A tri-colored bat with evidence of white-nose syndrome

The fungus that causes white-nose syndrome is, at face value, an adorable addition to a bat’s scrunched-up visage, almost as if the flying mammal dove into a stash of powdered sugar. It gets less cute once you learn the fungus disrupts bats’ hibernation and burns up fat reserves so thoroughly they starve to death.

“There are a few cases where the disease could lead to extinction,” says Texas Parks & Wildlife Department mammologist Jonah Evans.

It was a decade ago that Pseudo-gymnoascus destructans fungus mysteriously appeared inside a cave in upstate New York. Today it’s creeping south and west at an average 200 miles per year. White-nose syndrome was first spotted in the Texas Panhandle in 2017; TPWD discovered affected cave bats in central Texas this April. Evans suspects it won’t be long before Pd’s path bends back, snaking its way down 290 toward Houston, carried on the boots of a spelunker or the wings of a migratory animal species.

What does this mean for the beloved colony of 100,000 Mexican free-tails—already downsized from 300,000 by Harvey—camped out under the Waugh Bridge?

“That species will probably be okay since they don’t hibernate,” Evans assures us. “But because of that, they might be vectors—sort of like Typhoid Mary.”

That means as the thundercloud of free-tails alights each night, it might spread the fungus among the 10 other bat species of greater Houston, all of which are important to our ecosystem, and some of which, like bug-loving big brown and tricolored bats, are very much susceptible to the fuzzy nose of death.

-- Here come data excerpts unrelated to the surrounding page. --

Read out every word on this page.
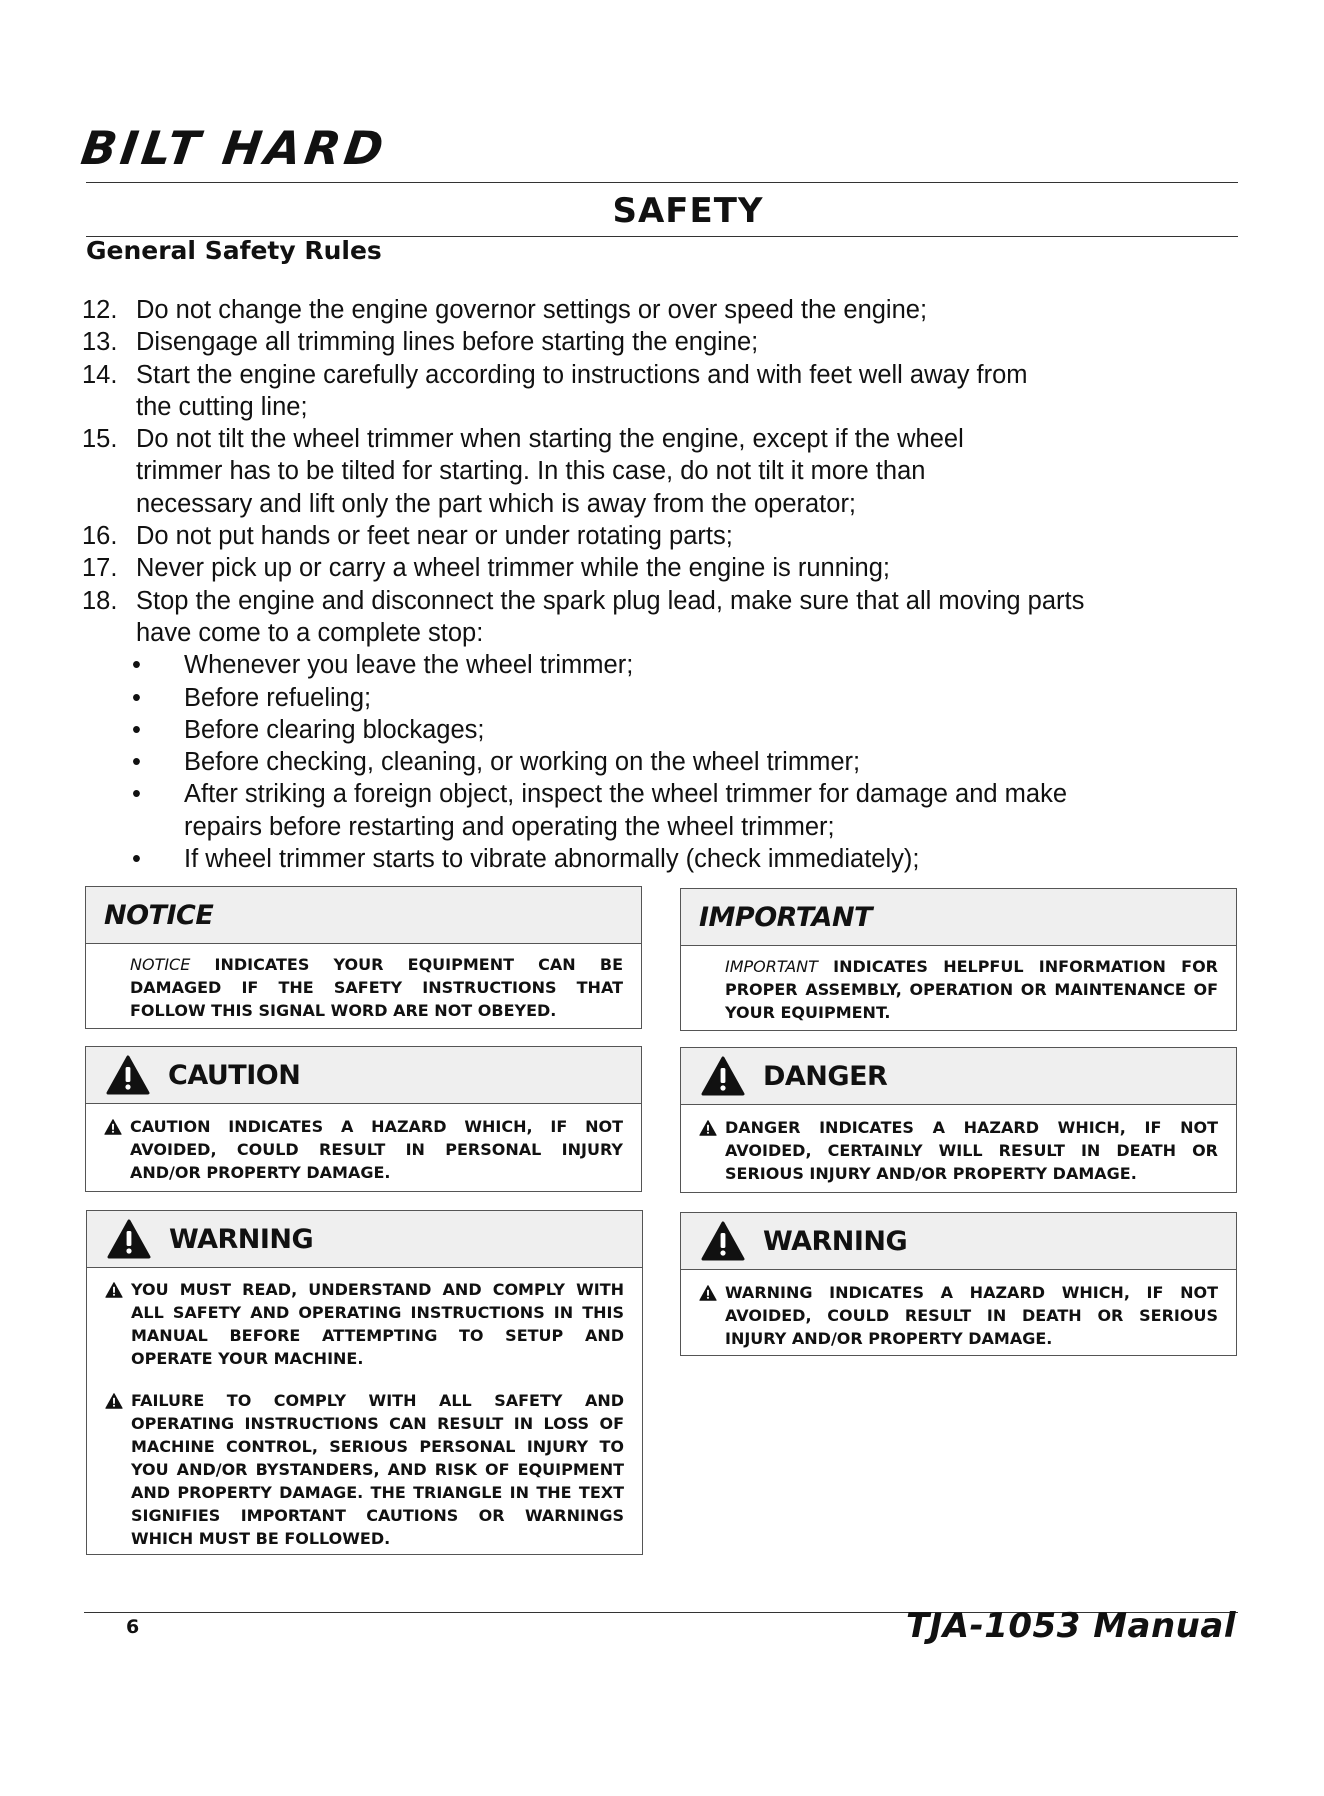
BILT HARD
SAFETY
General Safety Rules
12. Do not change the engine governor settings or over speed the engine;
13. Disengage all trimming lines before starting the engine;
14. Start the engine carefully according to instructions and with feet well away from the cutting line;
15. Do not tilt the wheel trimmer when starting the engine, except if the wheel trimmer has to be tilted for starting. In this case, do not tilt it more than necessary and lift only the part which is away from the operator;
16. Do not put hands or feet near or under rotating parts;
17. Never pick up or carry a wheel trimmer while the engine is running;
18. Stop the engine and disconnect the spark plug lead, make sure that all moving parts have come to a complete stop:
•	Whenever you leave the wheel trimmer;
•	Before refueling;
•	Before clearing blockages;
•	Before checking, cleaning, or working on the wheel trimmer;
•	After striking a foreign object, inspect the wheel trimmer for damage and make repairs before restarting and operating the wheel trimmer;
•	If wheel trimmer starts to vibrate abnormally (check immediately);
NOTICE
NOTICE INDICATES YOUR EQUIPMENT CAN BE DAMAGED IF THE SAFETY INSTRUCTIONS THAT FOLLOW THIS SIGNAL WORD ARE NOT OBEYED.
IMPORTANT
IMPORTANT INDICATES HELPFUL INFORMATION FOR PROPER ASSEMBLY, OPERATION OR MAINTENANCE OF YOUR EQUIPMENT.
CAUTION
CAUTION INDICATES A HAZARD WHICH, IF NOT AVOIDED, COULD RESULT IN PERSONAL INJURY AND/OR PROPERTY DAMAGE.
DANGER
DANGER INDICATES A HAZARD WHICH, IF NOT AVOIDED, CERTAINLY WILL RESULT IN DEATH OR SERIOUS INJURY AND/OR PROPERTY DAMAGE.
WARNING
YOU MUST READ, UNDERSTAND AND COMPLY WITH ALL SAFETY AND OPERATING INSTRUCTIONS IN THIS MANUAL BEFORE ATTEMPTING TO SETUP AND OPERATE YOUR MACHINE.
FAILURE TO COMPLY WITH ALL SAFETY AND OPERATING INSTRUCTIONS CAN RESULT IN LOSS OF MACHINE CONTROL, SERIOUS PERSONAL INJURY TO YOU AND/OR BYSTANDERS, AND RISK OF EQUIPMENT AND PROPERTY DAMAGE. THE TRIANGLE IN THE TEXT SIGNIFIES IMPORTANT CAUTIONS OR WARNINGS WHICH MUST BE FOLLOWED.
WARNING
WARNING INDICATES A HAZARD WHICH, IF NOT AVOIDED, COULD RESULT IN DEATH OR SERIOUS INJURY AND/OR PROPERTY DAMAGE.
6	TJA-1053 Manual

As of this writing, zero of the several million bat fatalities nationwide have occurred in Texas. There are several potential ways to fight the disease, including anti-fungal sprays, yet-to-be-developed vaccines, and special UV lights used to decontaminate caves. Evans reminds us that it takes approximately two years after detection for the effects of white-nose syndrome to materialize. Researchers are using this gap to record population data and test ways to combat the fungus before it takes hold in Texas.

“Once the damage is done, all of the population models basically show that it’s really hard to rebuild since bats mostly have one pup at a time,” he says. “We could be seeing big colony collapses in five years or less.”